21 sept. 2007

Envie de vomir ?

Je ne destine pas ce blogue à devenir une plateforme vidéo, mais c'est quand même plus parlant qu'un mauvais article. Le 17 septembre dernier, lors d'une session de questions-réponses avec John Kerry, un étudiant un peu excité - mais posant des questions qui auraient fait rigoler n'importe quel politique/journaliste/assemblée en France ("êtes-vous dans la même société secrète que Bush [ce qui expliquerait que vous ayez perdu les élections, nda]"), est attrapé par les services de police américains, sans avoir eu le temps de finir son intervention qui n'aura duré que moins d'une minute. Bon, après le choc électrique qui me révulse, il faut bien se dire que c'est aussi ça, l'Amérique d'aujourd'hui. Depuis le 9/11, elle prend de sérieux airs de nation totalitariste, avec tous ses services de police qui ont des droits qui dépassent tout entendement.

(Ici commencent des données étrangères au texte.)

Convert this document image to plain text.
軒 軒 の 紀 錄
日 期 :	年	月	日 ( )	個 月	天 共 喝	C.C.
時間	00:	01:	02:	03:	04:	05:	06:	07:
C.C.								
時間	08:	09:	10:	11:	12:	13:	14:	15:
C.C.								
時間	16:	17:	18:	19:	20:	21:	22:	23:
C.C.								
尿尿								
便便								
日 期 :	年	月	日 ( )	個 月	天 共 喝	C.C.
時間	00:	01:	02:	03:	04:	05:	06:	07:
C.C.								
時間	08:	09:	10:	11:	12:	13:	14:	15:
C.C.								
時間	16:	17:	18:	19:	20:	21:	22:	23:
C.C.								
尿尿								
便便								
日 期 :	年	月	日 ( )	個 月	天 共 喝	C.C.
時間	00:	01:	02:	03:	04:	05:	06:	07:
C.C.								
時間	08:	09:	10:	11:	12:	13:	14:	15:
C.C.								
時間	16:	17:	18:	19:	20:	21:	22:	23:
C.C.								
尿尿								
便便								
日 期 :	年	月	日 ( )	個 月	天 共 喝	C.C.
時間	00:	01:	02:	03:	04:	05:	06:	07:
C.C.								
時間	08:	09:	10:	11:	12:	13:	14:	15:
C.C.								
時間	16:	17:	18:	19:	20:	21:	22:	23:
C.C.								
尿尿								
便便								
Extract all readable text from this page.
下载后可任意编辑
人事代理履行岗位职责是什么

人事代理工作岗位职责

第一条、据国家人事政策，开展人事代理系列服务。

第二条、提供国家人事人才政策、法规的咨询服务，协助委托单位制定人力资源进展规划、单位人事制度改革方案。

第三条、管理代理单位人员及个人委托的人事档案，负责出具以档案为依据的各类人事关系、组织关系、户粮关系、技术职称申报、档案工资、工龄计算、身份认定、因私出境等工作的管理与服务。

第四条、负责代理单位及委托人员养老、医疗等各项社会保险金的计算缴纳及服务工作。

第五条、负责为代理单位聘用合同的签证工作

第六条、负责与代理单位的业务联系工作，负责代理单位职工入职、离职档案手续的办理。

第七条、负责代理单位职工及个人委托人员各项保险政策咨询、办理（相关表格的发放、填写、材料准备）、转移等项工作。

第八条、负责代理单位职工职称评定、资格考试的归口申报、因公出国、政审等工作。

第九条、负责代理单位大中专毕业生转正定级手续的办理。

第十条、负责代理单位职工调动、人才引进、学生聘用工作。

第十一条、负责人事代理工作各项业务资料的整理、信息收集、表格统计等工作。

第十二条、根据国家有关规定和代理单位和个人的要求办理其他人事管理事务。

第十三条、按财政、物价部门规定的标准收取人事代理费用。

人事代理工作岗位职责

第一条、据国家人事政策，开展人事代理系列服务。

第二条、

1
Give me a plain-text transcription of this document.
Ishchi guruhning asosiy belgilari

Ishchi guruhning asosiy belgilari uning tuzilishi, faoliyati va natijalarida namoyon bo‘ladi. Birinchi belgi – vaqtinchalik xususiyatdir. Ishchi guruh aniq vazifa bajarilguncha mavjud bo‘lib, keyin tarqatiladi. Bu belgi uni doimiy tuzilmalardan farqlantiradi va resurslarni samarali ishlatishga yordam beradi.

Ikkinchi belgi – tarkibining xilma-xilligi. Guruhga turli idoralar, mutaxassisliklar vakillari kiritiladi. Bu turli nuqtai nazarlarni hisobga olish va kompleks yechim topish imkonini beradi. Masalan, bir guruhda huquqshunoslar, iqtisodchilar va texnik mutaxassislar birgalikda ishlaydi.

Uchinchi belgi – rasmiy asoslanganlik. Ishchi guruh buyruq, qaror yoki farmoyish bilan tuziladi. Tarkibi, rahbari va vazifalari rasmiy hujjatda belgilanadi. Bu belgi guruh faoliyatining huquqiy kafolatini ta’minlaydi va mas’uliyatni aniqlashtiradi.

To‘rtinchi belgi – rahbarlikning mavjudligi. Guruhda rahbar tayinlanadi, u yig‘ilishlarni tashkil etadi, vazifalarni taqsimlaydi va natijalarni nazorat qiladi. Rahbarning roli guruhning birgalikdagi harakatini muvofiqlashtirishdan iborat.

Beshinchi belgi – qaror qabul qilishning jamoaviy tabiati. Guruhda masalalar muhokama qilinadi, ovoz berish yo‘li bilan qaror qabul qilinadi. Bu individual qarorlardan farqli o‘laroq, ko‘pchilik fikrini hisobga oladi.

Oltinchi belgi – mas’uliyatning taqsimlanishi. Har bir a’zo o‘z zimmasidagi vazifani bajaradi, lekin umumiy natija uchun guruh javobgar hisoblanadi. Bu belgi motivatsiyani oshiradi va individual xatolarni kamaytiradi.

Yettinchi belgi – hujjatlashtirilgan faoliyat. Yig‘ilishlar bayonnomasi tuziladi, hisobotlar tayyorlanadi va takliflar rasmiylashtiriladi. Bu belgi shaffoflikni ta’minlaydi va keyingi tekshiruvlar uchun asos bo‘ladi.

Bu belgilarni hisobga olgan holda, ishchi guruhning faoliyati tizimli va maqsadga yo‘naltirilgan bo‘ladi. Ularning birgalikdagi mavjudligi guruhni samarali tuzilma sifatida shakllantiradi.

Certains diraient : "Pas autant que l'Australie, dont la véritable frousse est de se faire envahir militairement par l'Indonésie". Hein, quoi, l'Indonésie, avais-je répondu d'un air incrédule ? Puis j'ai vu les panneaux officiels dans l'aéroport de Sydney, disant en gros "l'humour n'est pas toléré et peut conduire au refus de passage en douane, à la confiscation des bagages et du billet d'avion". Pétard, je savais qu'ils étaient plutôt du style "premier degré" les Australiens, mais là ça devient niveau zéro, the glacial level.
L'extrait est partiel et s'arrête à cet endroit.